# Albert Collins - If Trouble Was Money tab



## sdcfan18

Been looking for awhile but have come up empty. Any know where to find this on the net? If there was a book that came with the back track, I would probably buy that too.


----------



## bono is a knob

*if trouble were money, albert collins, tab*

O.K. look i cant find one either .But there are two versions i know of. The one with Gary Moore(which you may be able to get from bear share.) And one live from, i think Montery. I don't have the tab . But the one with gary moore is played with a pentatonic starting at the 8th fret low E. So notes would be played from this pattern Low E 8th + 11th A 8th +10th (11th, passing note careful how you place it) D 8th + 10th (11th) G , B and high E 8th + 10th + 11th. 
Chords can be played along thus : Bar at 8th fret gives low E 8th A at 10th D at 8th (on bar) G at 9th B at 11th and High E at 8th (on Bar ) 
next chord, i hold low E X (Don't play) A at 8th D at 7th G at 8th B at 6th high E X (don't play)mix it up with this alternate shape. low E X (don't play) A at 8th D at 7th G B and high E at8th 3rd chord is the same shape as the 2nd one (s) just described but moved up 2 frets. Sorry i play by ear and dont understand much about keys and chord names so i cant be more specific . 

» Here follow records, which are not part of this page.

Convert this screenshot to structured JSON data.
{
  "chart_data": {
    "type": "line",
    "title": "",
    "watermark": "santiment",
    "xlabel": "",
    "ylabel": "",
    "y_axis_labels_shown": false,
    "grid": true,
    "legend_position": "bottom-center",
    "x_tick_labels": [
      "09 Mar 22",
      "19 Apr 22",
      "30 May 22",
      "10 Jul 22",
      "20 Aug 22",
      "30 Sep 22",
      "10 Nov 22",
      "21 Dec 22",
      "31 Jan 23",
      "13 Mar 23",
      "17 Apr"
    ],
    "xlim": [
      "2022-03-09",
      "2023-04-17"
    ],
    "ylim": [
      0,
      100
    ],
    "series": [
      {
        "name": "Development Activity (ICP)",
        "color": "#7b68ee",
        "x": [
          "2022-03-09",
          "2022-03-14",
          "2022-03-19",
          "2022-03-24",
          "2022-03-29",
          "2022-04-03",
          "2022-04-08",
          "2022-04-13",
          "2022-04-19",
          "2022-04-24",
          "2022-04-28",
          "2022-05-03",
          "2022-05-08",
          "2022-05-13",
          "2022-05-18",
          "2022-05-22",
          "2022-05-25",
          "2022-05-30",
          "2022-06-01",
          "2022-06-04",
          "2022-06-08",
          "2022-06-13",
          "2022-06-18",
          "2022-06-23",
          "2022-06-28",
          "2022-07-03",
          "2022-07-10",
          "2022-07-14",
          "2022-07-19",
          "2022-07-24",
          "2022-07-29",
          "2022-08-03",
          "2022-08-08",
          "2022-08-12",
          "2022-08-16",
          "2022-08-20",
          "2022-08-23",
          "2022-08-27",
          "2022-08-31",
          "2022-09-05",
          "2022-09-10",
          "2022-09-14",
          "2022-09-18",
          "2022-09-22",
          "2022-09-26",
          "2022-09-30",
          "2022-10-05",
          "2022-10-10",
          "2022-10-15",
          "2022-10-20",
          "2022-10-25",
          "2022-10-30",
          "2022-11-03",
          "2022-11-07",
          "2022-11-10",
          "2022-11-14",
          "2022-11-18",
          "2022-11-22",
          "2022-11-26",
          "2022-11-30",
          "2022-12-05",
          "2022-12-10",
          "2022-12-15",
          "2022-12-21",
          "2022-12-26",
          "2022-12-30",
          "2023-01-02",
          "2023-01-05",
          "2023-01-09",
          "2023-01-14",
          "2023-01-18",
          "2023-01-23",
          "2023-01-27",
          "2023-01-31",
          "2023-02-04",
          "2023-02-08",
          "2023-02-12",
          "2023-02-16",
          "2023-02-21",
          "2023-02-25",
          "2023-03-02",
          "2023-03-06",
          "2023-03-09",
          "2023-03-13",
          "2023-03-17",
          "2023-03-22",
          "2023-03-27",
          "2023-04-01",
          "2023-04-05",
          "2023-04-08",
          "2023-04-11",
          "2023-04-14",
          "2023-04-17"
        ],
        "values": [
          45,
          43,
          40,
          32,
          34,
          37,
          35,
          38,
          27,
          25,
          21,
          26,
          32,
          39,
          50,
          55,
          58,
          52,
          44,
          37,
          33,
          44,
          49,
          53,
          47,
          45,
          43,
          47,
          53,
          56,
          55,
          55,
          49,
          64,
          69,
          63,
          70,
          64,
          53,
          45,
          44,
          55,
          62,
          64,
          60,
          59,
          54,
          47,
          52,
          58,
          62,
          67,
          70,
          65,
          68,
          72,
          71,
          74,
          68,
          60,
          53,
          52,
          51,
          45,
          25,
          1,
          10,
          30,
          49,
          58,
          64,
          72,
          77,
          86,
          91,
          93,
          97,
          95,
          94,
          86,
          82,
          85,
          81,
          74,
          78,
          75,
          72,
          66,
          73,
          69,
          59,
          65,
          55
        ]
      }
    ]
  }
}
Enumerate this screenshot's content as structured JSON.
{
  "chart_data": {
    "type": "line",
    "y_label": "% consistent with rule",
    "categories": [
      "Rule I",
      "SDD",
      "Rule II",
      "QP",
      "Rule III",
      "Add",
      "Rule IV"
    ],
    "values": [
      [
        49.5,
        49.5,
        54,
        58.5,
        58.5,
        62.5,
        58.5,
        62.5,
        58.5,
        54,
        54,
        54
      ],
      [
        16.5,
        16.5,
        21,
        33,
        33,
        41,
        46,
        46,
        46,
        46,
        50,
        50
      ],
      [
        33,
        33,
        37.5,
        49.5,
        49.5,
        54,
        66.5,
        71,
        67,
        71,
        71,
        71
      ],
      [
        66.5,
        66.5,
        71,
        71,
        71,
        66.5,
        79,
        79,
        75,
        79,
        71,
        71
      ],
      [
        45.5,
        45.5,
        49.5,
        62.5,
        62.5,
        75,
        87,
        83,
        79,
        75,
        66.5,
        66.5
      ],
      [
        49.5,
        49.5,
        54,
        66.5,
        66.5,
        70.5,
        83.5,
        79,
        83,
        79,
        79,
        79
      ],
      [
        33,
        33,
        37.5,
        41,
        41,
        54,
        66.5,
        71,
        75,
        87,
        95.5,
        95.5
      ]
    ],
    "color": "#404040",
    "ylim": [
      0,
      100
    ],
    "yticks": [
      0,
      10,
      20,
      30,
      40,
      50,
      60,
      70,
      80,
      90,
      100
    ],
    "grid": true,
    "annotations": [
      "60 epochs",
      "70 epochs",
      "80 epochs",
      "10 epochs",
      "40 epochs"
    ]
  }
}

The other version can be played down around the first and 3rd frets using the same chord shapes. But Albert Collins nearly always used a capo on, i think the 7th fret. He did when i saw him with gary moore many years ago in a small seaside town in Kent England. Got to go now, i have an appointment with the tooth doctor (ouch) I hope that that is of some use to you. Just play around with it and you should be able to knock out something that sounds about right.


----------



## NationalDuo

My favourite of electric blues men ……


----------